An algorithm is like a map: it means as much through what it leaves out as through what it includes. A subway map shows the topology of the network but not distances – it leaves physical distance out as a way of claiming, in and through silence, that it’s fast enough to make physical distance irrelevant. A physical map showing no political boundaries and a political map showing no ecosystem distributions are making political and ecological statements, respectively.

When we use gender in a prediction model, but not access to healthcare, the model is using both. A content recommendation algorithm that uses popularity with demographically similar users and doesn’t let you enter specific information about what you find annoying or disturbing is the implementation of a deliberate choice to annoy or disturb you whenever convenient.

I say deliberate because all ignorance is deliberate; this applies with more universality the more resources a person or organization has.

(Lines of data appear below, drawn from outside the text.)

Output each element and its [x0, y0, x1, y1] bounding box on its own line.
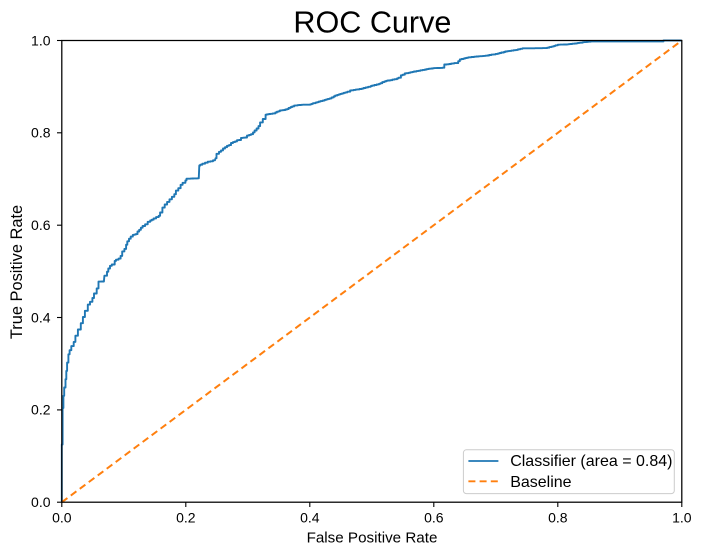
svg-text:0.4: 0.4 [300, 509, 320, 525]
svg-text:0.0: 0.0 [52, 509, 72, 525]
svg-text:False Positive Rate: False Positive Rate [307, 530, 438, 547]
svg-text:0.2: 0.2 [176, 509, 196, 525]
svg-text:Baseline: Baseline [510, 474, 571, 491]
svg-text:1.0: 1.0 [31, 32, 51, 48]
svg-text:ROC Curve: ROC Curve [293, 6, 451, 40]
svg-text:0.6: 0.6 [424, 509, 444, 525]
svg-text:0.2: 0.2 [31, 402, 51, 418]
svg-text:True Positive Rate: True Positive Rate [8, 205, 26, 339]
svg-text:0.4: 0.4 [31, 309, 51, 325]
svg-text:Classifier (area = 0.84): Classifier (area = 0.84) [510, 453, 672, 470]
svg-text:0.0: 0.0 [31, 494, 51, 510]
svg-text:0.8: 0.8 [31, 125, 51, 141]
svg-text:0.6: 0.6 [31, 217, 51, 233]
svg-text:1.0: 1.0 [672, 509, 692, 525]
svg-text:0.8: 0.8 [548, 509, 568, 525]
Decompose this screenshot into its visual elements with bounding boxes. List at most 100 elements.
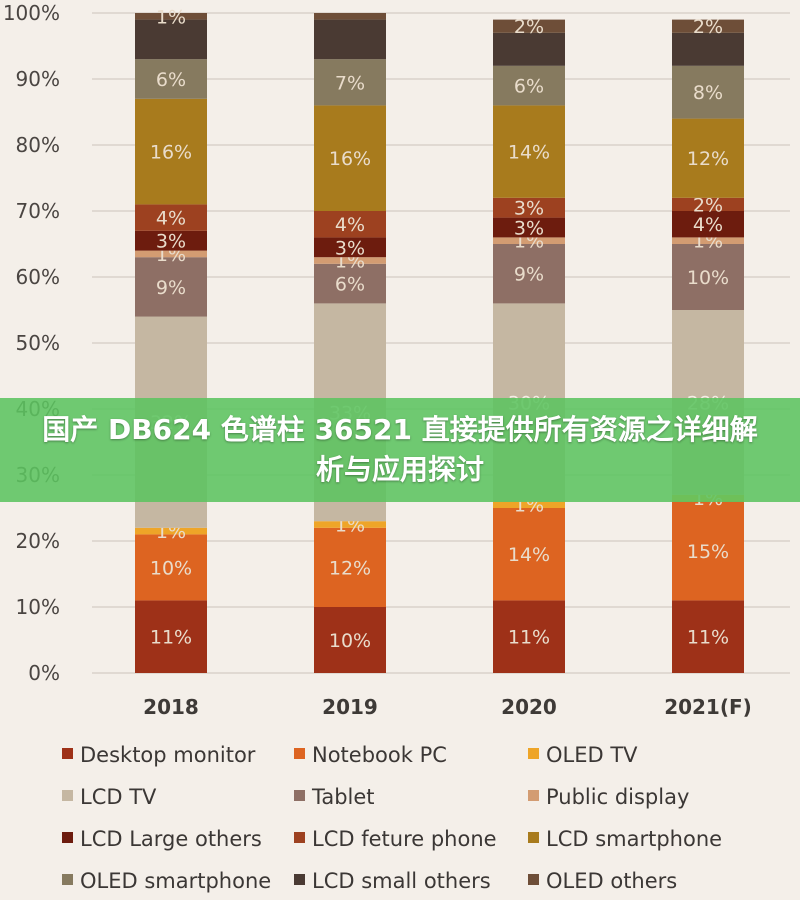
bar-segment: [672, 32, 744, 66]
legend-label: LCD Large others: [80, 827, 262, 851]
legend-label: Tablet: [311, 785, 375, 809]
bar-segment: [135, 230, 207, 251]
data-label: 2%: [693, 16, 723, 38]
data-label: 10%: [329, 630, 371, 652]
data-label: 14%: [508, 544, 550, 566]
bar-segment: [314, 13, 386, 20]
data-label: 6%: [156, 69, 186, 91]
legend-swatch: [62, 790, 73, 801]
y-tick-label: 80%: [16, 133, 60, 157]
data-label: 2%: [693, 194, 723, 216]
legend-label: LCD smartphone: [546, 827, 722, 851]
bar-segment: [314, 521, 386, 528]
legend-swatch: [294, 790, 305, 801]
y-tick-label: 90%: [16, 67, 60, 91]
data-label: 10%: [687, 267, 729, 289]
bar-segment: [135, 534, 207, 601]
bar-segment: [672, 65, 744, 119]
data-label: 4%: [156, 208, 186, 230]
banner-title: 国产 DB624 色谱柱 36521 直接提供所有资源之详细解析与应用探讨: [42, 413, 758, 486]
bar-segment: [493, 501, 565, 508]
data-label: 12%: [329, 557, 371, 579]
legend-label: LCD TV: [80, 785, 157, 809]
bar-segment: [314, 263, 386, 304]
bar-segment: [672, 600, 744, 673]
data-label: 10%: [150, 557, 192, 579]
legend-swatch: [62, 874, 73, 885]
data-label: 4%: [693, 214, 723, 236]
data-label: 11%: [687, 627, 729, 649]
bar-segment: [493, 105, 565, 198]
data-label: 16%: [150, 142, 192, 164]
bar-segment: [493, 32, 565, 66]
bar-segment: [672, 211, 744, 238]
bar-segment: [672, 118, 744, 198]
data-label: 4%: [335, 214, 365, 236]
legend-swatch: [528, 874, 539, 885]
bar-segment: [493, 244, 565, 304]
bar-segment: [493, 19, 565, 33]
data-label: 6%: [514, 76, 544, 98]
y-tick-label: 60%: [16, 265, 60, 289]
data-label: 11%: [150, 627, 192, 649]
bar-segment: [672, 19, 744, 33]
bar-segment: [314, 257, 386, 264]
data-label: 6%: [335, 274, 365, 296]
data-label: 3%: [514, 198, 544, 220]
bar-segment: [493, 508, 565, 601]
bar-segment: [135, 204, 207, 231]
data-label: 14%: [508, 142, 550, 164]
y-tick-label: 0%: [28, 661, 60, 685]
bar-segment: [314, 19, 386, 60]
data-label: 3%: [514, 218, 544, 240]
data-label: 3%: [335, 237, 365, 259]
bar-segment: [135, 13, 207, 20]
bar-segment: [314, 607, 386, 673]
bar-segment: [493, 217, 565, 238]
bar-segment: [493, 600, 565, 673]
legend-label: OLED smartphone: [80, 869, 271, 893]
bar-segment: [672, 244, 744, 310]
y-tick-label: 50%: [16, 331, 60, 355]
legend-swatch: [62, 748, 73, 759]
y-tick-label: 100%: [3, 1, 60, 25]
bar-segment: [135, 257, 207, 317]
legend-swatch: [528, 790, 539, 801]
legend-swatch: [62, 832, 73, 843]
bar-segment: [672, 501, 744, 601]
y-tick-label: 10%: [16, 595, 60, 619]
data-label: 2%: [514, 16, 544, 38]
data-label: 3%: [156, 231, 186, 253]
legend-label: Notebook PC: [312, 743, 447, 767]
bar-segment: [135, 19, 207, 60]
bar-segment: [672, 197, 744, 211]
bar-segment: [493, 237, 565, 244]
data-label: 16%: [329, 148, 371, 170]
bar-segment: [135, 527, 207, 535]
data-label: 1%: [156, 6, 186, 28]
x-tick-label: 2019: [322, 695, 378, 719]
data-label: 7%: [335, 72, 365, 94]
legend-swatch: [294, 748, 305, 759]
bar-segment: [314, 527, 386, 607]
bar-segment: [314, 211, 386, 238]
legend-swatch: [528, 748, 539, 759]
bar-segment: [493, 197, 565, 218]
legend-label: LCD feture phone: [312, 827, 497, 851]
data-label: 15%: [687, 541, 729, 563]
bar-segment: [314, 237, 386, 258]
bar-segment: [135, 59, 207, 99]
bar-segment: [135, 98, 207, 205]
data-label: 8%: [693, 82, 723, 104]
x-tick-label: 2020: [501, 695, 557, 719]
data-label: 11%: [508, 627, 550, 649]
legend-label: Public display: [546, 785, 689, 809]
bar-segment: [135, 600, 207, 673]
y-tick-label: 70%: [16, 199, 60, 223]
bar-segment: [493, 65, 565, 106]
bar-segment: [135, 250, 207, 258]
data-label: 9%: [514, 264, 544, 286]
bar-segment: [314, 105, 386, 211]
title-banner: 国产 DB624 色谱柱 36521 直接提供所有资源之详细解析与应用探讨: [0, 398, 800, 502]
legend-label: Desktop monitor: [80, 743, 256, 767]
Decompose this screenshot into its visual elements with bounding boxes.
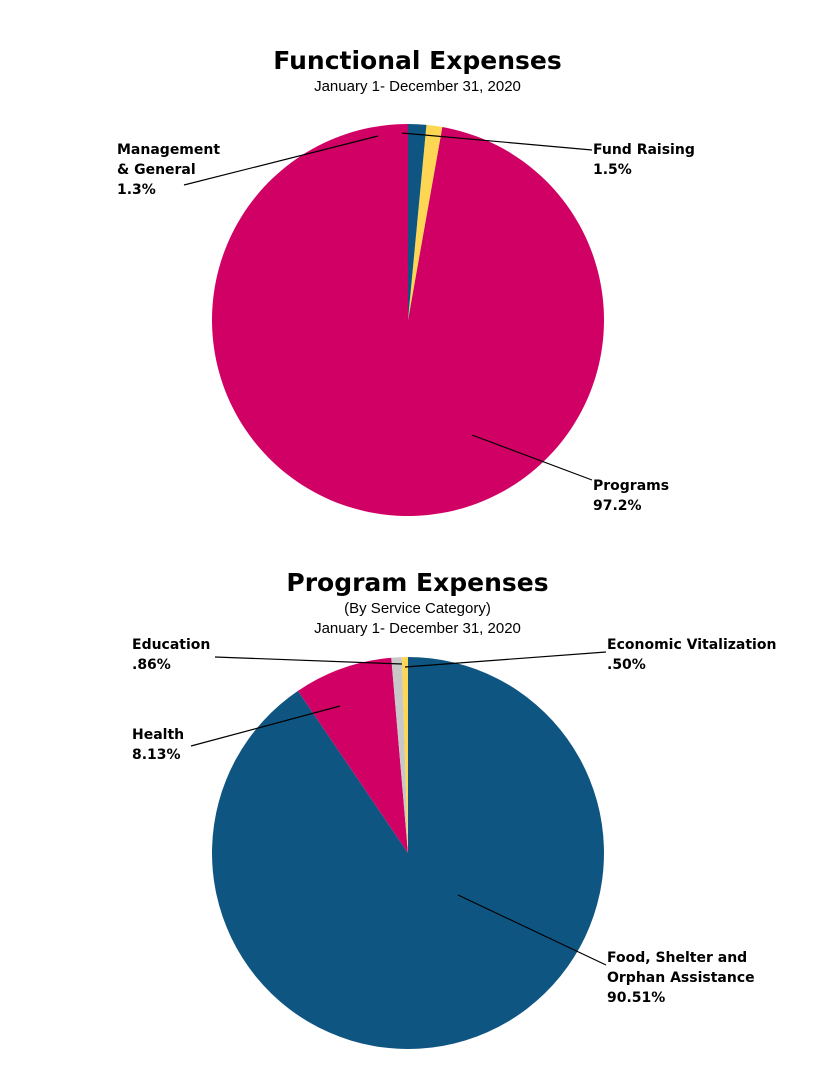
chart1-subtitle: January 1- December 31, 2020 — [314, 78, 521, 95]
chart2-title: Program Expenses — [286, 568, 549, 597]
slice-label-text: Management — [117, 142, 221, 158]
pie-slice — [408, 124, 443, 320]
leader-line — [404, 651, 607, 668]
slice-label-text: Programs — [593, 478, 670, 494]
slice-value: .50% — [607, 657, 646, 673]
slice-label: Education .86% — [132, 635, 210, 675]
slice-value: 1.3% — [117, 182, 156, 198]
leader-line — [190, 705, 341, 747]
leader-line — [214, 656, 403, 665]
leader-line — [457, 894, 607, 966]
slice-value: .86% — [132, 657, 171, 673]
slice-label: Management & General 1.3% — [117, 140, 220, 200]
slice-label: Programs 97.2% — [593, 476, 669, 516]
slice-label: Fund Raising 1.5% — [593, 140, 695, 180]
slice-value: 97.2% — [593, 498, 642, 514]
chart2-date-subtitle: January 1- December 31, 2020 — [314, 620, 521, 637]
slice-label-text: Orphan Assistance — [607, 970, 755, 986]
chart2-subtitle: (By Service Category) — [344, 600, 491, 617]
slice-label-text: Education — [132, 637, 211, 653]
pie-slice — [391, 657, 408, 853]
leader-line — [471, 434, 593, 481]
pie-slice — [408, 124, 427, 320]
slice-value: 90.51% — [607, 990, 666, 1006]
leader-line — [401, 132, 593, 151]
slice-label-text: Fund Raising — [593, 142, 695, 158]
slice-label: Food, Shelter and Orphan Assistance 90.51% — [607, 948, 755, 1008]
slice-label-text: & General — [117, 162, 196, 178]
slice-label: Health 8.13% — [132, 725, 184, 765]
slice-label: Economic Vitalization .50% — [607, 635, 776, 675]
slice-label-text: Economic Vitalization — [607, 637, 777, 653]
pie-slice — [401, 657, 408, 853]
pie-slice — [297, 657, 408, 853]
slice-value: 1.5% — [593, 162, 632, 178]
leader-line — [183, 135, 379, 186]
slice-label-text: Food, Shelter and — [607, 950, 748, 966]
slice-value: 8.13% — [132, 747, 181, 763]
chart1-title: Functional Expenses — [273, 46, 562, 75]
slice-label-text: Health — [132, 727, 185, 743]
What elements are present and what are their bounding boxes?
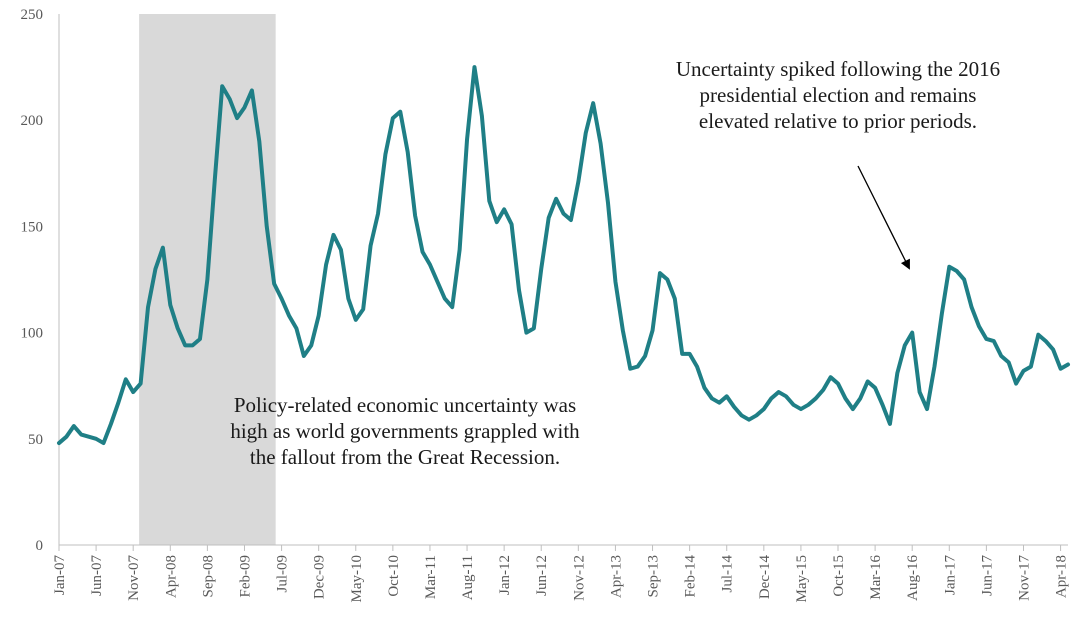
- x-tick-label: Jan-17: [942, 555, 958, 595]
- x-tick-label: Apr-08: [163, 555, 179, 598]
- x-tick-label: Apr-18: [1054, 555, 1070, 598]
- x-tick-label: Aug-11: [460, 555, 476, 600]
- x-tick-label: May-15: [794, 555, 810, 603]
- annotation-line: elevated relative to prior periods.: [699, 109, 977, 133]
- annotation-line: Uncertainty spiked following the 2016: [676, 57, 1000, 81]
- x-tick-label: Nov-12: [571, 555, 587, 601]
- x-tick-label: Sep-13: [646, 555, 662, 598]
- annotation-line: Policy-related economic uncertainty was: [234, 393, 576, 417]
- annotation-line: presidential election and remains: [700, 83, 977, 107]
- x-tick-label: Jun-12: [534, 555, 550, 596]
- annotation-recession: Policy-related economic uncertainty wash…: [230, 393, 580, 469]
- y-tick-label: 0: [36, 538, 44, 554]
- y-tick-label: 250: [21, 7, 44, 23]
- y-tick-label: 150: [21, 219, 44, 235]
- x-tick-label: Dec-14: [757, 555, 773, 600]
- x-tick-label: Nov-07: [126, 555, 142, 601]
- x-tick-label: Jul-14: [720, 555, 736, 593]
- x-tick-label: Mar-11: [423, 555, 439, 599]
- x-tick-label: Jun-17: [979, 555, 995, 596]
- annotation-line: the fallout from the Great Recession.: [250, 445, 560, 469]
- x-tick-label: Nov-17: [1016, 555, 1032, 601]
- x-tick-label: Jun-07: [89, 555, 105, 596]
- annotation-arrow: [857, 165, 910, 270]
- x-tick-label: Apr-13: [608, 555, 624, 598]
- x-tick-label: Feb-09: [237, 555, 253, 598]
- y-tick-label: 200: [21, 113, 44, 129]
- x-tick-label: Feb-14: [683, 555, 699, 598]
- y-tick-label: 50: [28, 432, 43, 448]
- y-tick-label: 100: [21, 326, 44, 342]
- x-tick-label: Oct-15: [831, 555, 847, 597]
- x-tick-label: Oct-10: [386, 555, 402, 597]
- x-tick-label: Mar-16: [868, 555, 884, 600]
- annotation-line: high as world governments grappled with: [230, 419, 580, 443]
- x-tick-label: Jan-07: [52, 555, 68, 595]
- x-tick-label: Dec-09: [312, 555, 328, 599]
- x-tick-label: Jan-12: [497, 555, 513, 595]
- x-tick-label: Aug-16: [905, 555, 921, 601]
- x-tick-label: Jul-09: [275, 555, 291, 593]
- x-tick-label: May-10: [349, 555, 365, 603]
- x-tick-label: Sep-08: [200, 555, 216, 598]
- annotation-election: Uncertainty spiked following the 2016pre…: [676, 57, 1000, 133]
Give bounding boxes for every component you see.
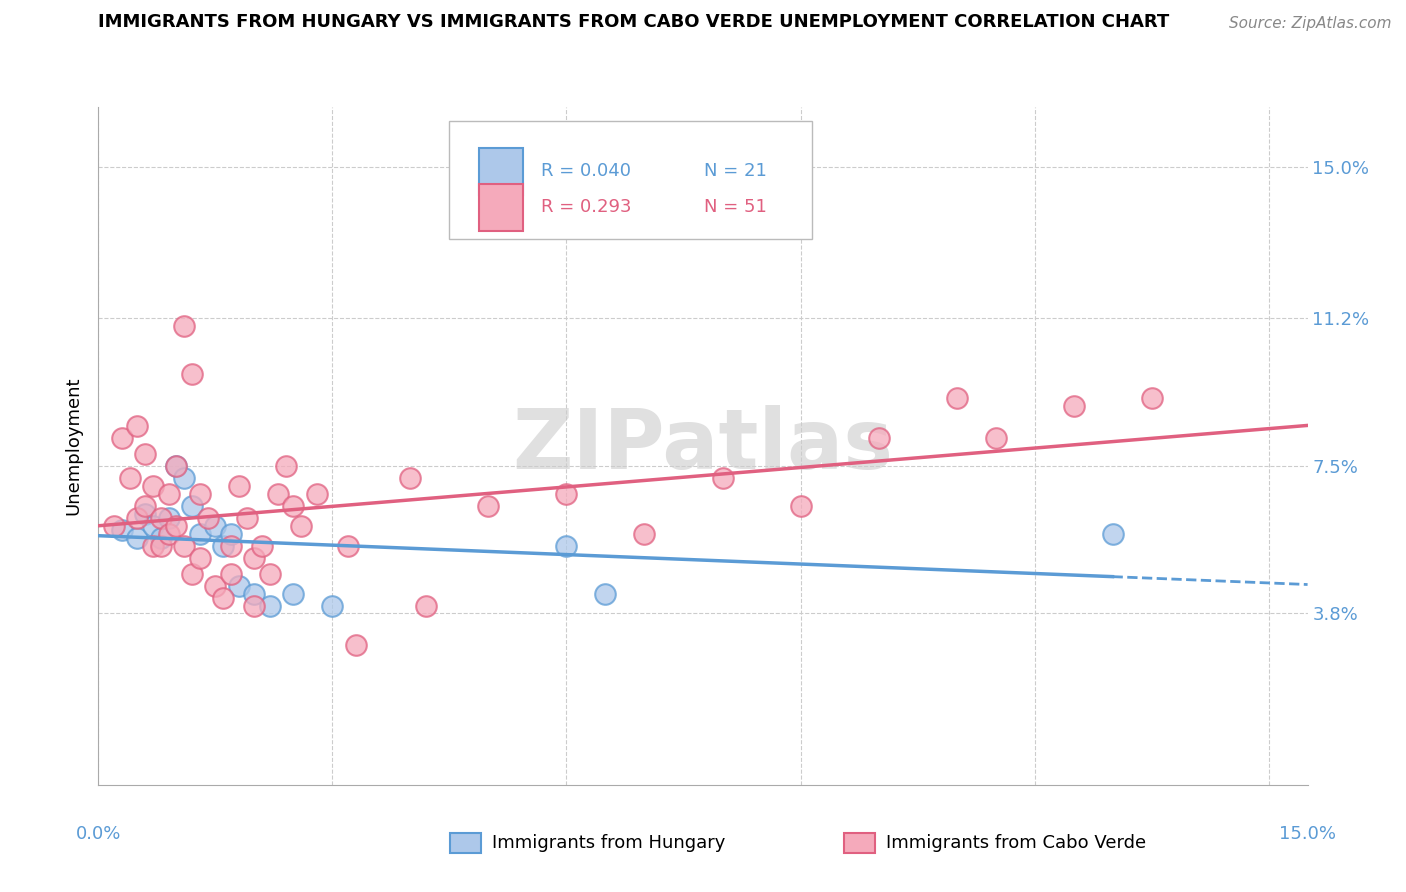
Point (984, 431, 1007, 445)
Point (188, 550, 211, 565)
Point (252, 539, 274, 553)
Point (188, 526, 211, 541)
Point (321, 599, 343, 613)
Point (243, 586, 266, 600)
Point (219, 566, 242, 581)
Point (789, 499, 811, 513)
FancyBboxPatch shape (479, 148, 523, 195)
Point (633, 526, 655, 541)
Point (283, 499, 305, 513)
Text: R = 0.040: R = 0.040 (541, 162, 631, 180)
Point (868, 431, 890, 445)
Point (165, 518, 187, 533)
Point (111, 431, 134, 445)
Point (344, 639, 367, 653)
Text: N = 21: N = 21 (704, 162, 768, 180)
Point (127, 510, 149, 524)
Point (118, 471, 141, 485)
Text: ZIPatlas: ZIPatlas (513, 406, 893, 486)
Point (1140, 391, 1163, 405)
Point (219, 526, 242, 541)
Point (204, 518, 226, 533)
Point (157, 510, 180, 524)
Point (595, 586, 617, 600)
Point (103, 518, 125, 533)
Point (165, 458, 187, 473)
Text: R = 0.293: R = 0.293 (541, 198, 631, 217)
Point (305, 487, 328, 501)
Point (228, 479, 250, 493)
Point (127, 531, 149, 545)
Point (149, 539, 172, 553)
Point (274, 458, 297, 473)
Point (149, 510, 172, 524)
Point (555, 487, 578, 501)
Point (173, 539, 195, 553)
Point (243, 599, 266, 613)
Point (415, 599, 437, 613)
Point (173, 471, 195, 485)
Text: Immigrants from Cabo Verde: Immigrants from Cabo Verde (886, 834, 1146, 852)
Point (134, 499, 156, 513)
Point (945, 391, 967, 405)
Point (134, 507, 156, 521)
Text: IMMIGRANTS FROM HUNGARY VS IMMIGRANTS FROM CABO VERDE UNEMPLOYMENT CORRELATION C: IMMIGRANTS FROM HUNGARY VS IMMIGRANTS FR… (98, 13, 1170, 31)
Y-axis label: Unemployment: Unemployment (65, 376, 83, 516)
Point (142, 539, 165, 553)
Point (173, 319, 195, 334)
Text: 15.0%: 15.0% (1279, 825, 1336, 843)
Point (711, 471, 734, 485)
Point (157, 487, 180, 501)
Point (235, 510, 257, 524)
Text: Immigrants from Hungary: Immigrants from Hungary (492, 834, 725, 852)
Point (290, 518, 312, 533)
Point (181, 368, 204, 382)
Point (243, 550, 266, 565)
Point (212, 539, 235, 553)
Point (181, 566, 204, 581)
Point (555, 539, 578, 553)
Point (337, 539, 360, 553)
Point (1101, 526, 1123, 541)
Point (111, 523, 134, 537)
Point (477, 499, 499, 513)
Point (259, 566, 281, 581)
Point (181, 499, 204, 513)
Point (127, 419, 149, 434)
Point (142, 479, 165, 493)
Text: 0.0%: 0.0% (76, 825, 121, 843)
Point (267, 487, 290, 501)
Point (204, 578, 226, 592)
Point (149, 531, 172, 545)
Text: N = 51: N = 51 (704, 198, 768, 217)
Point (142, 518, 165, 533)
Point (1063, 399, 1085, 413)
Point (219, 539, 242, 553)
Point (188, 487, 211, 501)
Text: Source: ZipAtlas.com: Source: ZipAtlas.com (1229, 16, 1392, 31)
Point (165, 458, 187, 473)
Point (228, 578, 250, 592)
FancyBboxPatch shape (479, 184, 523, 231)
Point (197, 510, 219, 524)
Point (259, 599, 281, 613)
Point (212, 591, 235, 605)
Point (283, 586, 305, 600)
Point (157, 526, 180, 541)
Point (134, 447, 156, 461)
FancyBboxPatch shape (449, 120, 811, 239)
Point (399, 471, 422, 485)
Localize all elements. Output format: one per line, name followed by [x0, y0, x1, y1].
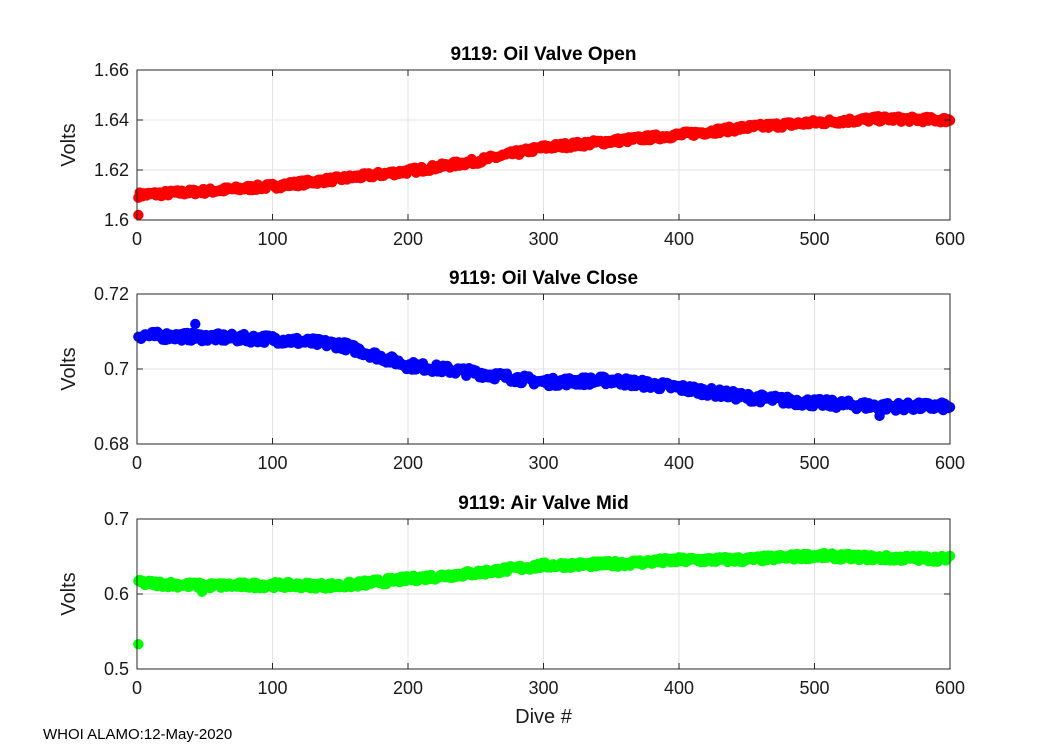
- y-tick-label: 0.68: [94, 434, 129, 454]
- data-point-outlier: [133, 639, 144, 650]
- x-tick-label: 100: [257, 678, 287, 698]
- y-axis-label: Volts: [58, 347, 80, 390]
- y-tick-label: 0.6: [104, 584, 129, 604]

Anything a large company or state doesn’t compute with, it’s not using because it wants not to.

And it’s therefore haunted by it. This is a pragmatic statement: any relevant feature you leave out of an algorithm will, once the algorithm is deployed, impact its behavior and consequences in ways that will be unexplainable if you only look at the algorithm itself, at its data and its assumptions.

“Where is the bug?” may ask somebody.

It’s not a bug, not in that sense. The algorithm is simply haunted in the same way landscapes, people, and societies are: influenced, and sometimes ruined, by that which was deliberately forgotten.

The good news, then, is that improving an algorithm may be easier than expected: there’s important information to be added, and information that was already potentially available – or otherwise it wouldn’t have had to be forgotten.

The bad news is that the barrier, not being technical, is psychological. We don’t choose to ignore what we’re comfortable with. And dealing with their (our) psychological discomfort is not something the IT industry has usually excelled at.